I don't know what to believe anymore since the court system is so corrupt. Now we always have to question EVERYTHING. Was this lawyer simply retaliated against, or was he a bad lawyer who should have had his license revoked? Always more questions than answers in a corrupted system. I no longer have any faith in our system of law. Can anyone help?

Anonymous said...

Crooked NY lawyers, disbarred lawyers, and the 2nd Circuit rubber stamping corruption. Welcome to NY courts, where the law is always honored in its breech.

Anonymous said...

So many people are confused by what to believe relative to the courts, because the media and Feds refuse to deal with reporting and addressing the corruption, while the internet bloggers KEEP PATIENTLY posting, story after story about the truth from the inside and out of all NY state courthouses!

Maybe that is what these agencies and entities desire us to exist confusion..the reason they allow this conflicting information to prevail without their official investigations, so NY and American citizens never know what to REALLY believe, unless they are victims.

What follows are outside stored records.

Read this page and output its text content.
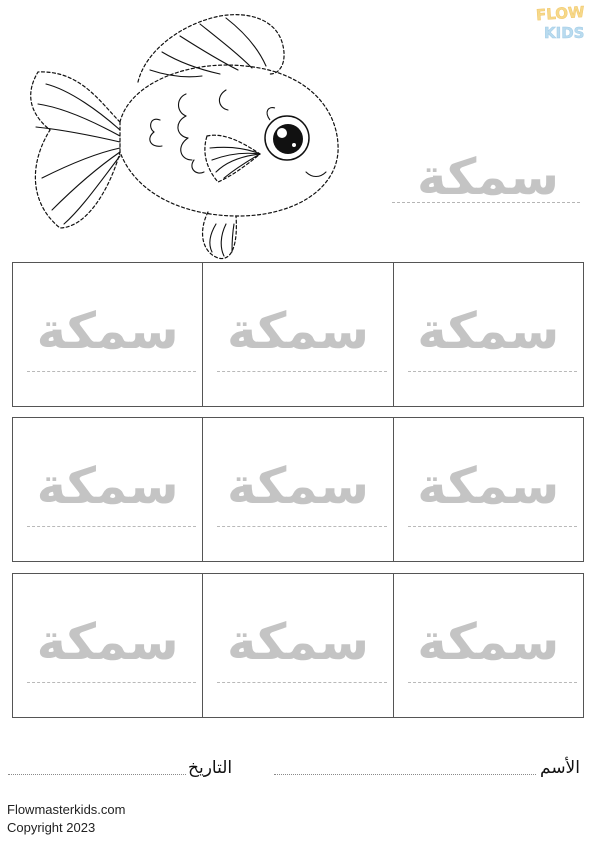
FLOW
KIDS
سمكة
سمكة سمكة سمكة
سمكة سمكة سمكة
سمكة سمكة سمكة
الأسم
التاريخ
Flowmasterkids.com
Copyright 2023
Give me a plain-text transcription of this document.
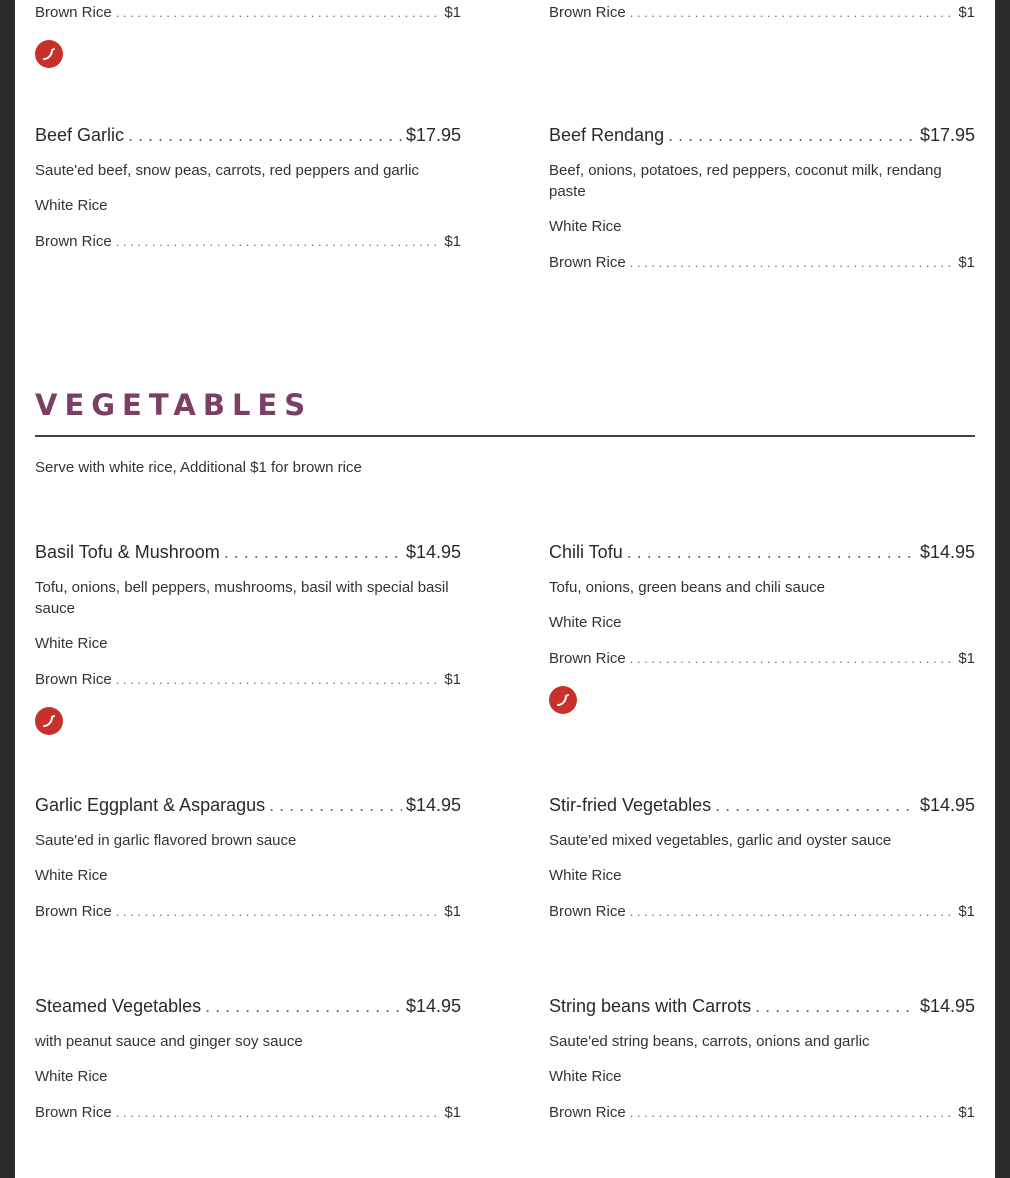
Brown Rice . . .	$1	Brown Rice . . .	$1
Beef Garlic . . .	$17.95
Saute'ed beef, snow peas, carrots, red peppers and garlic
White Rice
Brown Rice . . .	$1
Beef Rendang . . .	$17.95
Beef, onions, potatoes, red peppers, coconut milk, rendang paste
White Rice
Brown Rice . . .	$1
VEGETABLES
Serve with white rice, Additional $1 for brown rice
Basil Tofu & Mushroom . . .	$14.95
Tofu, onions, bell peppers, mushrooms, basil with special basil sauce
White Rice
Brown Rice . . .	$1
Chili Tofu . . .	$14.95
Tofu, onions, green beans and chili sauce
White Rice
Brown Rice . . .	$1
Garlic Eggplant & Asparagus . . .	$14.95
Saute'ed in garlic flavored brown sauce
White Rice
Brown Rice . . .	$1
Stir-fried Vegetables . . .	$14.95
Saute'ed mixed vegetables, garlic and oyster sauce
White Rice
Brown Rice . . .	$1
Steamed Vegetables . . .	$14.95
with peanut sauce and ginger soy sauce
White Rice
Brown Rice . . .	$1
String beans with Carrots . . .	$14.95
Saute'ed string beans, carrots, onions and garlic
White Rice
Brown Rice . . .	$1
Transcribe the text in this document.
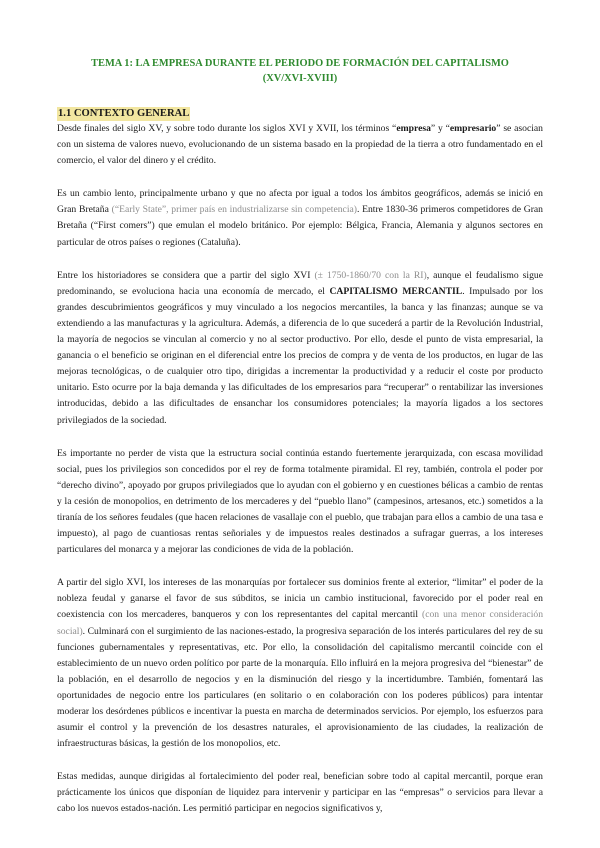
TEMA 1: LA EMPRESA DURANTE EL PERIODO DE FORMACIÓN DEL CAPITALISMO
(XV/XVI-XVIII)
1.1 CONTEXTO GENERAL

Desde finales del siglo XV, y sobre todo durante los siglos XVI y XVII, los términos “empresa” y “empresario” se asocian con un sistema de valores nuevo, evolucionando de un sistema basado en la propiedad de la tierra a otro fundamentado en el comercio, el valor del dinero y el crédito.

Es un cambio lento, principalmente urbano y que no afecta por igual a todos los ámbitos geográficos, además se inició en Gran Bretaña (“Early State”, primer país en industrializarse sin competencia). Entre 1830-36 primeros competidores de Gran Bretaña (“First comers”) que emulan el modelo británico. Por ejemplo: Bélgica, Francia, Alemania y algunos sectores en particular de otros países o regiones (Cataluña).

Entre los historiadores se considera que a partir del siglo XVI (± 1750-1860/70 con la RI), aunque el feudalismo sigue predominando, se evoluciona hacia una economía de mercado, el CAPITALISMO MERCANTIL. Impulsado por los grandes descubrimientos geográficos y muy vinculado a los negocios mercantiles, la banca y las finanzas; aunque se va extendiendo a las manufacturas y la agricultura. Además, a diferencia de lo que sucederá a partir de la Revolución Industrial, la mayoría de negocios se vinculan al comercio y no al sector productivo. Por ello, desde el punto de vista empresarial, la ganancia o el beneficio se originan en el diferencial entre los precios de compra y de venta de los productos, en lugar de las mejoras tecnológicas, o de cualquier otro tipo, dirigidas a incrementar la productividad y a reducir el coste por producto unitario. Esto ocurre por la baja demanda y las dificultades de los empresarios para “recuperar” o rentabilizar las inversiones introducidas, debido a las dificultades de ensanchar los consumidores potenciales; la mayoría ligados a los sectores privilegiados de la sociedad.

Es importante no perder de vista que la estructura social continúa estando fuertemente jerarquizada, con escasa movilidad social, pues los privilegios son concedidos por el rey de forma totalmente piramidal. El rey, también, controla el poder por “derecho divino”, apoyado por grupos privilegiados que lo ayudan con el gobierno y en cuestiones bélicas a cambio de rentas y la cesión de monopolios, en detrimento de los mercaderes y del “pueblo llano” (campesinos, artesanos, etc.) sometidos a la tiranía de los señores feudales (que hacen relaciones de vasallaje con el pueblo, que trabajan para ellos a cambio de una tasa e impuesto), al pago de cuantiosas rentas señoriales y de impuestos reales destinados a sufragar guerras, a los intereses particulares del monarca y a mejorar las condiciones de vida de la población.

A partir del siglo XVI, los intereses de las monarquías por fortalecer sus dominios frente al exterior, “limitar” el poder de la nobleza feudal y ganarse el favor de sus súbditos, se inicia un cambio institucional, favorecido por el poder real en coexistencia con los mercaderes, banqueros y con los representantes del capital mercantil (con una menor consideración social). Culminará con el surgimiento de las naciones-estado, la progresiva separación de los interés particulares del rey de su funciones gubernamentales y representativas, etc. Por ello, la consolidación del capitalismo mercantil coincide con el establecimiento de un nuevo orden político por parte de la monarquía. Ello influirá en la mejora progresiva del “bienestar” de la población, en el desarrollo de negocios y en la disminución del riesgo y la incertidumbre. También, fomentará las oportunidades de negocio entre los particulares (en solitario o en colaboración con los poderes públicos) para intentar moderar los desórdenes públicos e incentivar la puesta en marcha de determinados servicios. Por ejemplo, los esfuerzos para asumir el control y la prevención de los desastres naturales, el aprovisionamiento de las ciudades, la realización de infraestructuras básicas, la gestión de los monopolios, etc.

Estas medidas, aunque dirigidas al fortalecimiento del poder real, benefician sobre todo al capital mercantil, porque eran prácticamente los únicos que disponían de liquidez para intervenir y participar en las “empresas” o servicios para llevar a cabo los nuevos estados-nación. Les permitió participar en negocios significativos y,
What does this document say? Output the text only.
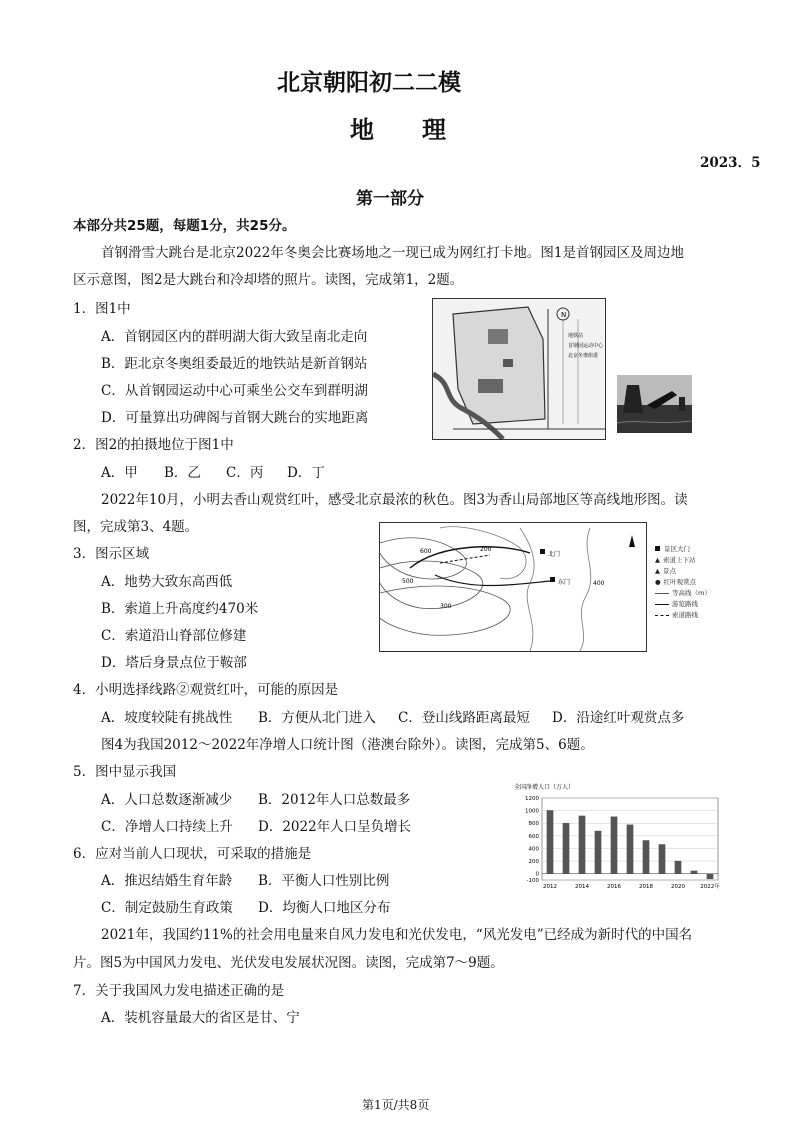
北京朝阳初二二模
地　　理
2023．5
第一部分
本部分共25题，每题1分，共25分。
首钢滑雪大跳台是北京2022年冬奥会比赛场地之一现已成为网红打卡地。图1是首钢园区及周边地
区示意图，图2是大跳台和冷却塔的照片。读图，完成第1，2题。
1．图1中
A．首钢园区内的群明湖大街大致呈南北走向
B．距北京冬奥组委最近的地铁站是新首钢站
C．从首钢园运动中心可乘坐公交车到群明湖
D．可量算出功碑阁与首钢大跳台的实地距离
N
地铁站
首钢园运动中心
北京冬奥组委
2．图2的拍摄地位于图1中
A．甲 B．乙 C．丙 D．丁
2022年10月，小明去香山观赏红叶，感受北京最浓的秋色。图3为香山局部地区等高线地形图。读
图，完成第3、4题。
北门
东门
600
400
200
500
300
景区大门
▲ 索道上下站
▲ 景点
● 红叶观赏点
等高线（m）
游览路线
索道路线
3．图示区域
A．地势大致东高西低
B．索道上升高度约470米
C．索道沿山脊部位修建
D．塔后身景点位于鞍部
4．小明选择线路②观赏红叶，可能的原因是
A．坡度较陡有挑战性 B．方便从北门进入 C．登山线路距离最短 D．沿途红叶观赏点多
图4为我国2012～2022年净增人口统计图（港澳台除外）。读图，完成第5、6题。
5．图中显示我国
A．人口总数逐渐减少 B．2012年人口总数最多
C．净增人口持续上升 D．2022年人口呈负增长
6．应对当前人口现状，可采取的措施是
A．推迟结婚生育年龄 B．平衡人口性别比例
C．制定鼓励生育政策 D．均衡人口地区分布
全国净增人口（万人）
1200
1000
800
600
400
200
0
-100
2012	2014	2016	2018	2020	2022年
2021年，我国约11%的社会用电量来自风力发电和光伏发电，“风光发电”已经成为新时代的中国名
片。图5为中国风力发电、光伏发电发展状况图。读图，完成第7～9题。
7．关于我国风力发电描述正确的是
A．装机容量最大的省区是甘、宁
第1页/共8页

What better than a victim to NOT believe when accusing judicial corruption , as the courts are constantly inserting how crazy,disgruntled or NUTS these victims are, as they portray this within lawsuits and online..all with the massive influence of their power as an unaccountable justice syndicate.

OCA'S MO IS TO GET OTHER EMPLOYEEES... whose jobs they have threatened, to participate in these activities..including perjury.. by calling the pltfs..crazy..racist..or disliked by other OCA employees..often exclusively female workers with drug and alcohol issues..divide and conquer really works when you have the entire workforce afraid of the pltf!

Often these situations are unable to be proven by OCA against the pltf, but the mere statement OCA thinks coming from them is enough to sabotage the lawsuit!

OCA does not litigate..they play dangerous games with those who oppose them, as they see how much they can get away with criminally, before they are called out with real proof.

Justice is lost for most of us until we decide to become ..US! UNITED STATES!